Scheduled passenger traffic between the United States and China is set to increase after regulatory authorities on either side increased the market's weekly quota from four to eight flights.

The US Department of Transportation (DOT) said in a filing this week that effective August 18, its decision to permit Chinese carriers to operate, in the aggregate, a total of eight weekly round-trip scheduled passenger flights to and from the United States, mirrors that which the Civil Aviation Administration of China (CAAC) has permitted US carriers.

"On August 12, 2020, CAAC informed the Department that, pursuant to its June 4, 2020 Notice, United Airlines (UA, Chicago O'Hare) and Delta Air Lines (DL, Atlanta Hartsfield Jackson) qualified for additional flight frequencies," it said. "Per the terms of the Notice, United and Delta are now eligible to increase their respective frequency of service from two-times weekly to four-times weekly.
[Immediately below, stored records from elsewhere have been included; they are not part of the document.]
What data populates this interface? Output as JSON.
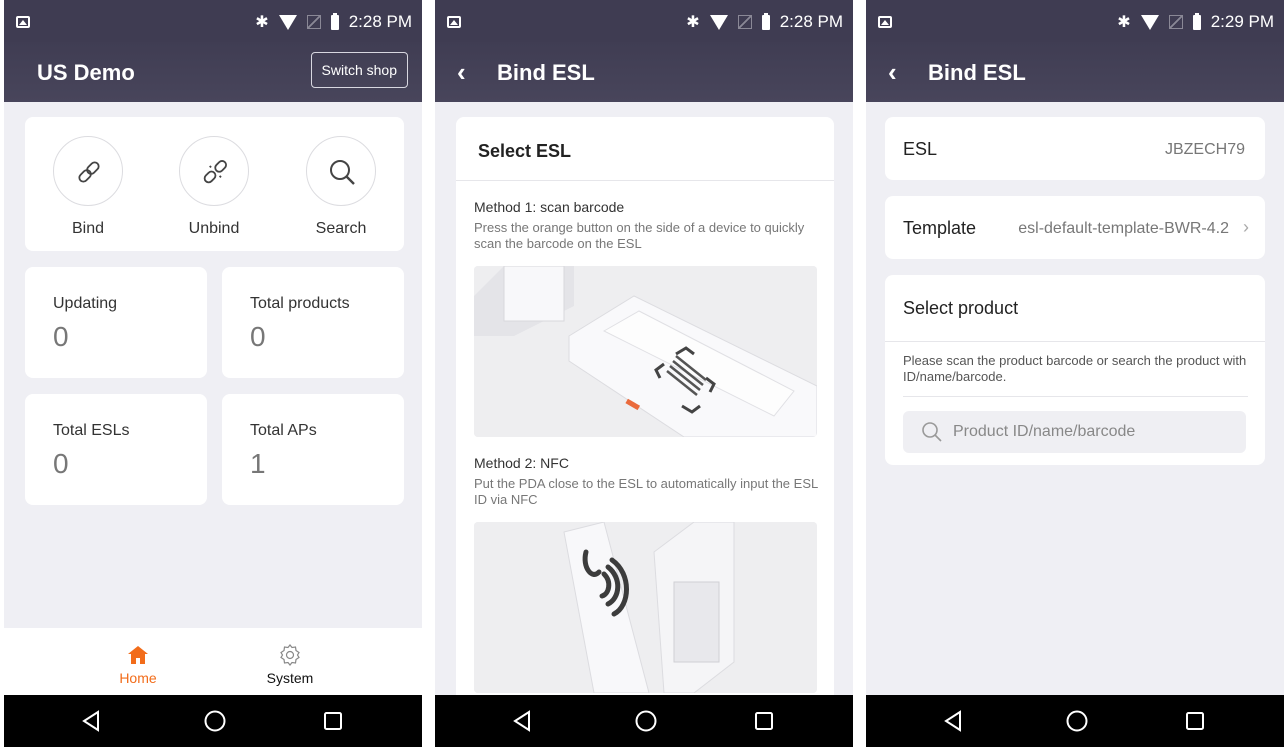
{
  "status": {
    "time1": "2:28 PM",
    "time2": "2:28 PM",
    "time3": "2:29 PM"
  },
  "home": {
    "title": "US Demo",
    "switch_label": "Switch shop",
    "actions": [
      {
        "label": "Bind"
      },
      {
        "label": "Unbind"
      },
      {
        "label": "Search"
      }
    ],
    "stats": [
      {
        "label": "Updating",
        "value": "0"
      },
      {
        "label": "Total products",
        "value": "0"
      },
      {
        "label": "Total ESLs",
        "value": "0"
      },
      {
        "label": "Total APs",
        "value": "1"
      }
    ],
    "tabs": [
      {
        "label": "Home"
      },
      {
        "label": "System"
      }
    ],
    "accent": "#f26c1a"
  },
  "select": {
    "title": "Bind ESL",
    "section": "Select ESL",
    "method1_title": "Method 1: scan barcode",
    "method1_desc": "Press the orange button on the side of a device to quickly scan the barcode on the ESL",
    "method2_title": "Method 2: NFC",
    "method2_desc": "Put the PDA close to the ESL to automatically input the ESL ID via NFC"
  },
  "bind": {
    "title": "Bind ESL",
    "esl_label": "ESL",
    "esl_value": "JBZECH79",
    "template_label": "Template",
    "template_value": "esl-default-template-BWR-4.2",
    "product_title": "Select product",
    "product_hint": "Please scan the product barcode or search the product with ID/name/barcode.",
    "search_placeholder": "Product ID/name/barcode"
  }
}
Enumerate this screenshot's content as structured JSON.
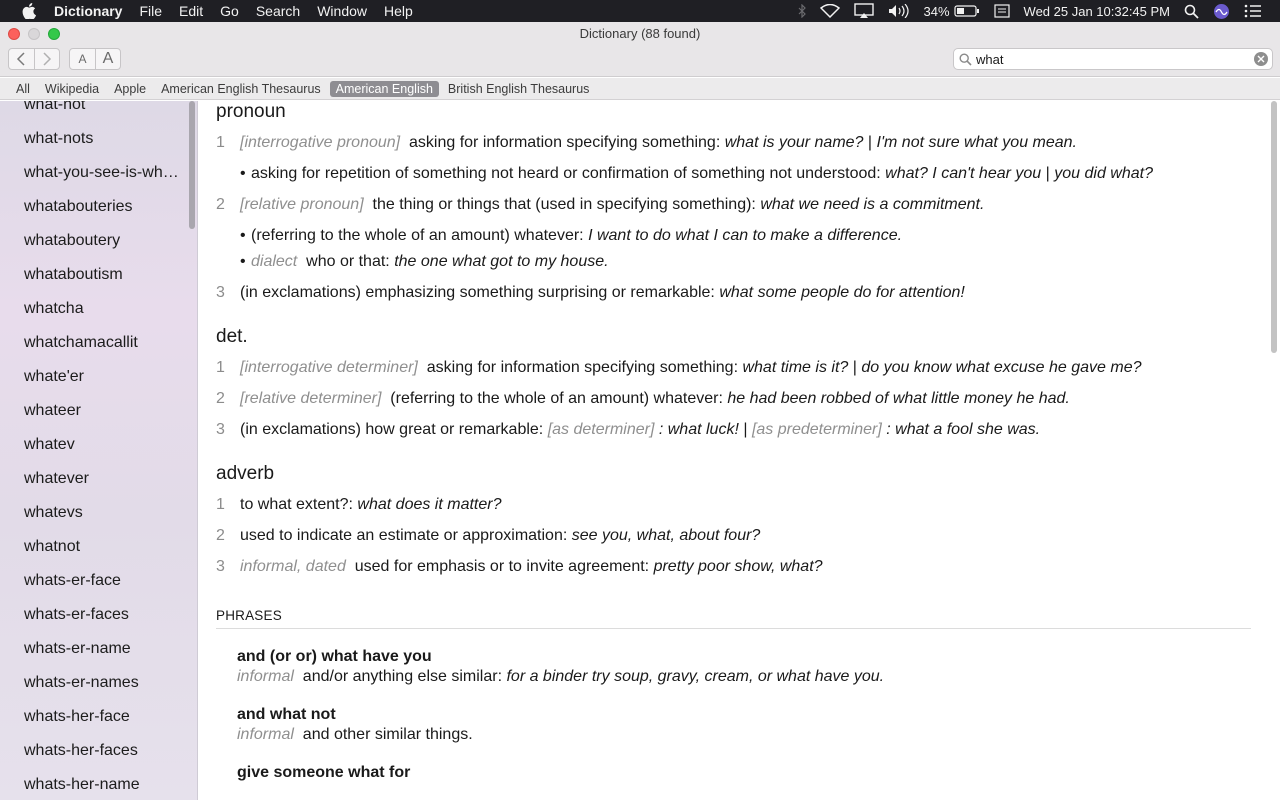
{
  "menubar": {
    "app_name": "Dictionary",
    "menus": [
      "File",
      "Edit",
      "Go",
      "Search",
      "Window",
      "Help"
    ],
    "battery": "34%",
    "clock": "Wed 25 Jan  10:32:45 PM"
  },
  "window": {
    "title": "Dictionary (88 found)"
  },
  "toolbar": {
    "font_small": "A",
    "font_large": "A",
    "search_value": "what"
  },
  "sources": {
    "active_index": 4,
    "items": [
      "All",
      "Wikipedia",
      "Apple",
      "American English Thesaurus",
      "American English",
      "British English Thesaurus"
    ]
  },
  "sidebar": {
    "items": [
      "what-not",
      "what-nots",
      "what-you-see-is-wh…",
      "whatabouteries",
      "whataboutery",
      "whataboutism",
      "whatcha",
      "whatchamacallit",
      "whate'er",
      "whateer",
      "whatev",
      "whatever",
      "whatevs",
      "whatnot",
      "whats-er-face",
      "whats-er-faces",
      "whats-er-name",
      "whats-er-names",
      "whats-her-face",
      "whats-her-faces",
      "whats-her-name"
    ]
  },
  "entry": {
    "pronoun": {
      "pos": "pronoun",
      "s1": {
        "num": "1",
        "label": "[interrogative pronoun]",
        "def": "asking for information specifying something:",
        "ex1": "what is your name?",
        "sep": "|",
        "ex2": "I'm not sure what you mean."
      },
      "s1a": {
        "bullet": "•",
        "def": "asking for repetition of something not heard or confirmation of something not understood:",
        "ex1": "what? I can't hear you",
        "sep": "|",
        "ex2": "you did what?"
      },
      "s2": {
        "num": "2",
        "label": "[relative pronoun]",
        "def": "the thing or things that (used in specifying something):",
        "ex1": "what we need is a commitment."
      },
      "s2a": {
        "bullet": "•",
        "def": "(referring to the whole of an amount) whatever:",
        "ex1": "I want to do what I can to make a difference."
      },
      "s2b": {
        "bullet": "•",
        "label": "dialect",
        "def": "who or that:",
        "ex1": "the one what got to my house."
      },
      "s3": {
        "num": "3",
        "def": "(in exclamations) emphasizing something surprising or remarkable:",
        "ex1": "what some people do for attention!"
      }
    },
    "det": {
      "pos": "det.",
      "s1": {
        "num": "1",
        "label": "[interrogative determiner]",
        "def": "asking for information specifying something:",
        "ex1": "what time is it?",
        "sep": "|",
        "ex2": "do you know what excuse he gave me?"
      },
      "s2": {
        "num": "2",
        "label": "[relative determiner]",
        "def": "(referring to the whole of an amount) whatever:",
        "ex1": "he had been robbed of what little money he had."
      },
      "s3": {
        "num": "3",
        "def": "(in exclamations) how great or remarkable:",
        "label1": "[as determiner]",
        "ex1": ": what luck!",
        "sep": "|",
        "label2": "[as predeterminer]",
        "ex2": ": what a fool she was."
      }
    },
    "adverb": {
      "pos": "adverb",
      "s1": {
        "num": "1",
        "def": "to what extent?:",
        "ex1": "what does it matter?"
      },
      "s2": {
        "num": "2",
        "def": "used to indicate an estimate or approximation:",
        "ex1": "see you, what, about four?"
      },
      "s3": {
        "num": "3",
        "label": "informal, dated",
        "def": "used for emphasis or to invite agreement:",
        "ex1": "pretty poor show, what?"
      }
    },
    "phrases": {
      "heading": "PHRASES",
      "p1": {
        "head": "and (or or) what have you",
        "label": "informal",
        "def": "and/or anything else similar:",
        "ex": "for a binder try soup, gravy, cream, or what have you."
      },
      "p2": {
        "head": "and what not",
        "label": "informal",
        "def": "and other similar things."
      },
      "p3": {
        "head": "give someone what for"
      }
    }
  },
  "colors": {
    "menubar_bg": "#1f1f24",
    "active_source_bg": "#8e8d92",
    "label_gray": "#8f8f8f"
  }
}
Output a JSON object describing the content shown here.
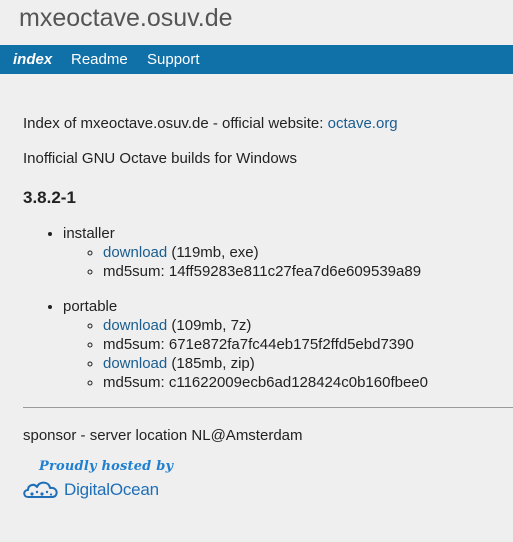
{
  "header": {
    "site_title": "mxeoctave.osuv.de"
  },
  "nav": {
    "items": [
      {
        "label": "index",
        "active": true
      },
      {
        "label": "Readme",
        "active": false
      },
      {
        "label": "Support",
        "active": false
      }
    ]
  },
  "main": {
    "index_text": "Index of mxeoctave.osuv.de - official website: ",
    "index_link": "octave.org",
    "description": "Inofficial GNU Octave builds for Windows",
    "version": "3.8.2-1",
    "installer": {
      "label": "installer",
      "items": [
        {
          "link": "download",
          "text": " (119mb, exe)"
        },
        {
          "text": "md5sum: 14ff59283e811c27fea7d6e609539a89"
        }
      ]
    },
    "portable": {
      "label": "portable",
      "items": [
        {
          "link": "download",
          "text": " (109mb, 7z)"
        },
        {
          "text": "md5sum: 671e872fa7fc44eb175f2ffd5ebd7390"
        },
        {
          "link": "download",
          "text": " (185mb, zip)"
        },
        {
          "text": "md5sum: c11622009ecb6ad128424c0b160fbee0"
        }
      ]
    }
  },
  "footer": {
    "sponsor": "sponsor - server location NL@Amsterdam",
    "badge_top": "Proudly hosted by",
    "badge_name": "DigitalOcean"
  },
  "colors": {
    "navbar": "#1070a8",
    "link": "#1a5d8f",
    "background": "#efefef",
    "brand": "#1e6fb8"
  }
}
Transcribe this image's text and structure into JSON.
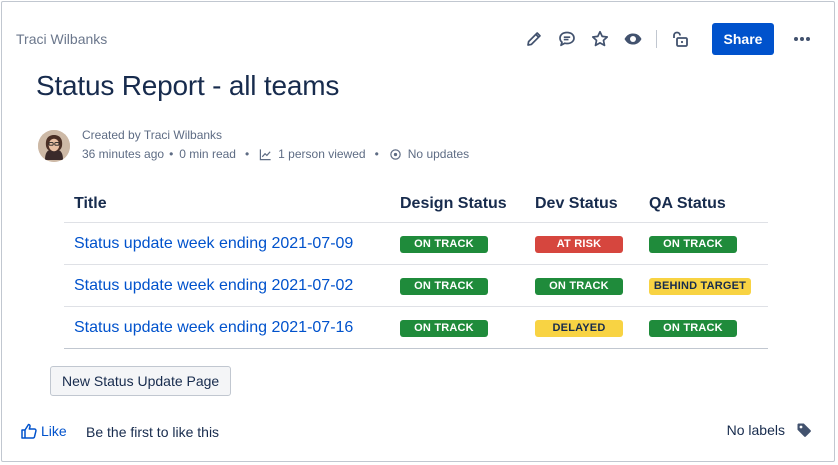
{
  "header": {
    "author": "Traci Wilbanks",
    "share_label": "Share",
    "icons": [
      "pencil-icon",
      "comment-icon",
      "star-icon",
      "eye-icon",
      "unlock-icon",
      "more-icon"
    ]
  },
  "page": {
    "title": "Status Report - all teams"
  },
  "byline": {
    "created_by": "Created by Traci Wilbanks",
    "time": "36 minutes ago",
    "read_time": "0 min read",
    "viewed": "1 person viewed",
    "updates": "No updates"
  },
  "table": {
    "headers": [
      "Title",
      "Design Status",
      "Dev Status",
      "QA Status"
    ],
    "rows": [
      {
        "title": "Status update week ending 2021-07-09",
        "design": "ON TRACK",
        "dev": "AT RISK",
        "qa": "ON TRACK"
      },
      {
        "title": "Status update week ending 2021-07-02",
        "design": "ON TRACK",
        "dev": "ON TRACK",
        "qa": "BEHIND TARGET"
      },
      {
        "title": "Status update week ending 2021-07-16",
        "design": "ON TRACK",
        "dev": "DELAYED",
        "qa": "ON TRACK"
      }
    ]
  },
  "actions": {
    "new_page_label": "New Status Update Page"
  },
  "footer": {
    "like_label": "Like",
    "like_hint": "Be the first to like this",
    "labels_text": "No labels"
  },
  "colors": {
    "brand": "#0052cc",
    "on_track": "#1f8b3b",
    "at_risk": "#d6463e",
    "delayed": "#f8d343"
  }
}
CAAC and the other relevant Chinese authorities granted United and Delta the necessary operating permissions for these additional frequencies on August 17, 2020."

Although Xiamen Airlines, Sichuan Airlines, Hainan Airlines, Air China, China Eastern Airlines, and China Southern Airlines are certificated and designated to operate between China and the US, only Air China, China Southern, China Eastern, and Xiamen Airlines ply the Pacific at present.

For their part, following the announcement, Delta has said it will increase its 2x weekly Detroit Metropolitan and Seattle Tacoma Int'l to Shanghai Pudong route to 4x weekly effective August 24. United said it would increase flights between San Francisco, CA and Shanghai Pudong via Seoul Incheon to 4x weekly effective September 4.